Blessed is the disciple who looks forward to his transition, his
passage, to the Father’s home, to the place that Jesus has prepared for us
(John 14:2-3). We’ve probably known
people who were afraid of dying—whether that fear arose from not knowing what
lay ahead, or from the pain that may accompany death, or from the thought of
judgment. That’s certainly
understandable, which is why it’s a blessing to walk in such deep faith that
we’re not afraid but are longing to complete our pilgrimage. Not for nothing did JPII say so often, “Be
not afraid.” How wise that song of the
’70s, “Put your hand in the hand of the man who stilled the waters.”
In
any case, we don’t really “leave the body,” only the body in its present
form. A couple of sportscasters have
been credited with the line, “The opera ain’t over until the fat lady sings.” According to Paul, the opera or the game or
the production of our destiny isn’t over until “the last trumpet.

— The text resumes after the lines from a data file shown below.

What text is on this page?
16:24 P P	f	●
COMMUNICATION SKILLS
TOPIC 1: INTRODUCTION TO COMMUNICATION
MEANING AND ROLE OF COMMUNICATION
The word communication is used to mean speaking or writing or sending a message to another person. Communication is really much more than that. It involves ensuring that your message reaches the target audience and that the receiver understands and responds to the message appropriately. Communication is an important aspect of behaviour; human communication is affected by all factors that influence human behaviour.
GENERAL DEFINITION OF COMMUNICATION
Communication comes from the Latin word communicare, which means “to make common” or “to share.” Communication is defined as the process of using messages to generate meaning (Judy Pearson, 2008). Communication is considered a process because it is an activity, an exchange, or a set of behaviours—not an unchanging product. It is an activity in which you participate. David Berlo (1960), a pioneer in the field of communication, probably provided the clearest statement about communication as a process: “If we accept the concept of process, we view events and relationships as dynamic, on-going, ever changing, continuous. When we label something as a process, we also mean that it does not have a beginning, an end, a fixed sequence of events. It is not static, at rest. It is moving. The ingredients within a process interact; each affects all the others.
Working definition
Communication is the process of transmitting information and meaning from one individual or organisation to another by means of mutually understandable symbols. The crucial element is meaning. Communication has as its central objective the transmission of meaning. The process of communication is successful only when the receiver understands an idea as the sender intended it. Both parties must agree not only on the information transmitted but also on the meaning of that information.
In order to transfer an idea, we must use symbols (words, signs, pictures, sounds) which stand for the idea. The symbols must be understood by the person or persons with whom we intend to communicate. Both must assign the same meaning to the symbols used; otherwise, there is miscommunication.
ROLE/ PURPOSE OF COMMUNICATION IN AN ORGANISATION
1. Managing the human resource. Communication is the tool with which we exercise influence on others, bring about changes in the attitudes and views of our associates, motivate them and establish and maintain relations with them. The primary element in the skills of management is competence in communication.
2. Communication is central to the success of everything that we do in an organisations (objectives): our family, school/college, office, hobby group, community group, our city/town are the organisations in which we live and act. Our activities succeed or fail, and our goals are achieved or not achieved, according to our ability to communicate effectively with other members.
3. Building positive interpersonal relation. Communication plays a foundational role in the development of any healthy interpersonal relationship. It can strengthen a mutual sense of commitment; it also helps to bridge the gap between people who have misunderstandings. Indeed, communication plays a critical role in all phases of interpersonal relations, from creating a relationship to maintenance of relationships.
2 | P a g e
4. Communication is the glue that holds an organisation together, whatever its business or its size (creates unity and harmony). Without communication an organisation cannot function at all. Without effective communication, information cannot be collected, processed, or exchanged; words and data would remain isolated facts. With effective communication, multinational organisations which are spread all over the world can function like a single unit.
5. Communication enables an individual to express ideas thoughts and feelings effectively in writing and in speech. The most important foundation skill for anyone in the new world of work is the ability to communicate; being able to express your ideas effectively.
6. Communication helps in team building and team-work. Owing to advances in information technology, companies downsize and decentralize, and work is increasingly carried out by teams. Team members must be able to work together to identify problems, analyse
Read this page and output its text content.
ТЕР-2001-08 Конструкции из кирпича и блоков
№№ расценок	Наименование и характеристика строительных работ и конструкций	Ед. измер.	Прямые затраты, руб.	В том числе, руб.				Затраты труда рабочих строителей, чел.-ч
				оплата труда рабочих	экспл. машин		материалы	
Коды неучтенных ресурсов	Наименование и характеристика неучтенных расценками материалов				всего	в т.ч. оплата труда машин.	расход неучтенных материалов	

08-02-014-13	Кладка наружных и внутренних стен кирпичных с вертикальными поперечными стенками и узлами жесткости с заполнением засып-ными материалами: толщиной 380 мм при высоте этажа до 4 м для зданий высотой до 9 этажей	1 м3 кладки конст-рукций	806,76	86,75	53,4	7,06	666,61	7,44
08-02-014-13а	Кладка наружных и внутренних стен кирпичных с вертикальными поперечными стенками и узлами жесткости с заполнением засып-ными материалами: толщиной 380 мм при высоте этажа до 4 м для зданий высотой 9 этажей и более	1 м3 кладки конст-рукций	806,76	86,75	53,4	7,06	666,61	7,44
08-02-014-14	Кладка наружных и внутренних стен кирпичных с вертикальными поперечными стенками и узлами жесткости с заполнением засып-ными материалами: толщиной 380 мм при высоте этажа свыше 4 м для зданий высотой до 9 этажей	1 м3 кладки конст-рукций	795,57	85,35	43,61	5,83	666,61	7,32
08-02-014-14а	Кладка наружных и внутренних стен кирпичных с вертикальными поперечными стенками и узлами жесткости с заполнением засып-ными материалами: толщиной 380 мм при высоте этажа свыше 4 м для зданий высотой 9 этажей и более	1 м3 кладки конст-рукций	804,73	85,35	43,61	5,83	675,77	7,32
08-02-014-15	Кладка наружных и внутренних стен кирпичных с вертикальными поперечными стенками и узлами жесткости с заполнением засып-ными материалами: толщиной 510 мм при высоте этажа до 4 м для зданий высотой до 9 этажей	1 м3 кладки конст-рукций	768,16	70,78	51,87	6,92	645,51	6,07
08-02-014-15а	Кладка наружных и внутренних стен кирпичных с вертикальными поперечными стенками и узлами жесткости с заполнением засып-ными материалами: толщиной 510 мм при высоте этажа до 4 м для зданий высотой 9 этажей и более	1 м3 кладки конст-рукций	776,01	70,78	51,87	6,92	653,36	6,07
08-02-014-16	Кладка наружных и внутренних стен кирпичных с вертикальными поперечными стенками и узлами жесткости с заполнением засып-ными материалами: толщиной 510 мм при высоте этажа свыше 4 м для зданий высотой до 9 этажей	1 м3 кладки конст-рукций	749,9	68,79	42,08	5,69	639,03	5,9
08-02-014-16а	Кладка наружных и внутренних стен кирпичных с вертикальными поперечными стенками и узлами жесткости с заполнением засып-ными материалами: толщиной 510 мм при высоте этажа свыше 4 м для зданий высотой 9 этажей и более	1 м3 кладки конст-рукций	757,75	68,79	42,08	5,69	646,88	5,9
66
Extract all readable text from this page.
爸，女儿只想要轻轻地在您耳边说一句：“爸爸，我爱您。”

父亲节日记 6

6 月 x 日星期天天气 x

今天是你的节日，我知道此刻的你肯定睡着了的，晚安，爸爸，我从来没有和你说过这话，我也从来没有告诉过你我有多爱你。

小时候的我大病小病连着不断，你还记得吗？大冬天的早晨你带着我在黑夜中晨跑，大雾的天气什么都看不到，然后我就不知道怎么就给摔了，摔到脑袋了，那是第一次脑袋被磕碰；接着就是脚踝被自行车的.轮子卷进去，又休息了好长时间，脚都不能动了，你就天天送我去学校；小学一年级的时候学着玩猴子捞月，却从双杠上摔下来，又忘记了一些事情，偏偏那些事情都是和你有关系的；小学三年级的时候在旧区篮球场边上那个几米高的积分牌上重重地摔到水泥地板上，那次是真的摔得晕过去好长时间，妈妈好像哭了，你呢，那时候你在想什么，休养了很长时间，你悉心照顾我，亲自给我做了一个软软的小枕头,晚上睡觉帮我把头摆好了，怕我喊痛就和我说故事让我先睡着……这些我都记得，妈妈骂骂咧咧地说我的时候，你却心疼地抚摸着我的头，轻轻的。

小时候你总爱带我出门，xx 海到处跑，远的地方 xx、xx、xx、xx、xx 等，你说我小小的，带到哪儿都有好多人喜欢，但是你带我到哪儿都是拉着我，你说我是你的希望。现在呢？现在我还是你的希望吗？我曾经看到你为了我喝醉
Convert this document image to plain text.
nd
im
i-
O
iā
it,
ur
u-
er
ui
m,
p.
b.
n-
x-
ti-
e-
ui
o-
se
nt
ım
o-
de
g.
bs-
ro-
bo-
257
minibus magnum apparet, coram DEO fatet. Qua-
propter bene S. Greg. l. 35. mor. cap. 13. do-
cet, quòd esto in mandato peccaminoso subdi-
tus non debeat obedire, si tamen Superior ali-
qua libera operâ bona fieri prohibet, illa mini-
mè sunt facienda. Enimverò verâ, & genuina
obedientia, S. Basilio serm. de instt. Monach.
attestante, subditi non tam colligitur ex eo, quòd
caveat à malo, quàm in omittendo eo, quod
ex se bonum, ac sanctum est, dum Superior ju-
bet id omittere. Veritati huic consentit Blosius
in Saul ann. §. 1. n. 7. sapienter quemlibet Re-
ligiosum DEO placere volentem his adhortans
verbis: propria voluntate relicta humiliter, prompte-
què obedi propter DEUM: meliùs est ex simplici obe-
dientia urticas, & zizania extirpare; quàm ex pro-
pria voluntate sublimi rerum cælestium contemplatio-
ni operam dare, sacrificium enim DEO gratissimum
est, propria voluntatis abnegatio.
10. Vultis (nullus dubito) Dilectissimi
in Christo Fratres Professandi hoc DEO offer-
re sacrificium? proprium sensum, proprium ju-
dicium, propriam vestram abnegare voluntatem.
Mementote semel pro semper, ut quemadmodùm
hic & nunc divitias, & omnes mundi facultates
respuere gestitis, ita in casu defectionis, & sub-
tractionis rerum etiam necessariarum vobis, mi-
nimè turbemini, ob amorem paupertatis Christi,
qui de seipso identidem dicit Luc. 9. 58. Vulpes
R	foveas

For the trumpet will sound, and the dead will
be raised incorruptible, and we shall be changed. (Can you hear the Handel chorus in the
background?) For that which is
corruptible must clothe itself with incorruptibility, and that which is mortal
must clothe itself with immortality” and “death [shall be] swallowed up in
victory” (1 Cor 15:52-54). The body will
be changed into something immortal, something glorious, something Christ-like,
completing all that we’ve been working at our whole lives, to become more and
more like Jesus. About all this we have
the confidence of faith, the courage that faith gives us to live in the body,
to live in this world, where we have to deal with loss, suffering, temptation,
and risk.
The Pilgrim's Progress |
Yes,
risk, “for we must all appear before the judgment seat of Christ, so that each
may receive recompense according to what he did in the body, whether good or
evil” (5:10). No matter our faith, no
matter our courage or confidence or good heart, “it ain’t over until the fat
lady sings”; we haven’t persevered until we come to the Lord Jesus; our
salvation isn’t accomplished until he exclaims, “Well done, my good and
faithful servant!” (Matt 25:21). “We
aspire to please him” (2 Cor 5:9), but our deeds don’t always match our
aspirations, and doing evil remains not merely a possibility, unfortunately,
but too often an actuality—which Paul knew very well: “I know that good does not dwell in me, that
is, in my flesh. The willing is ready at
hand, but doing the good is not. For I
do not do the good I want, but I do the evil I do not want” (Rom 7:18-19).
Still,
Paul had complete confidence: “Who will
deliver me from this mortal body? Thanks
be to God thru Jesus Christ our Lord” (Rom 7:24-25). Confessing his weakness, his susceptibility
to sin, he threw himself into the arms of Jesus: “when I am weak, then I am strong”; God’s
grace is sufficient to deal even with our sins (2 Cor 12:9-10). Or, as the Collect says this evening, God is
the “strength of those who hope in [him],” for “without [him] mortal frailty
can do nothing.” So we continue our
journey in this temporary home of ours, our mortal bodies, living under
judgment, but living in hope that God’s grace is with us—to preserve us from
sin and to forgive our sins—so that when we approach our true homeland we may
receive the recompense of faithful servants who have pleased him by how we have
“followed [his] commands by our resolve and our deeds” (Collect).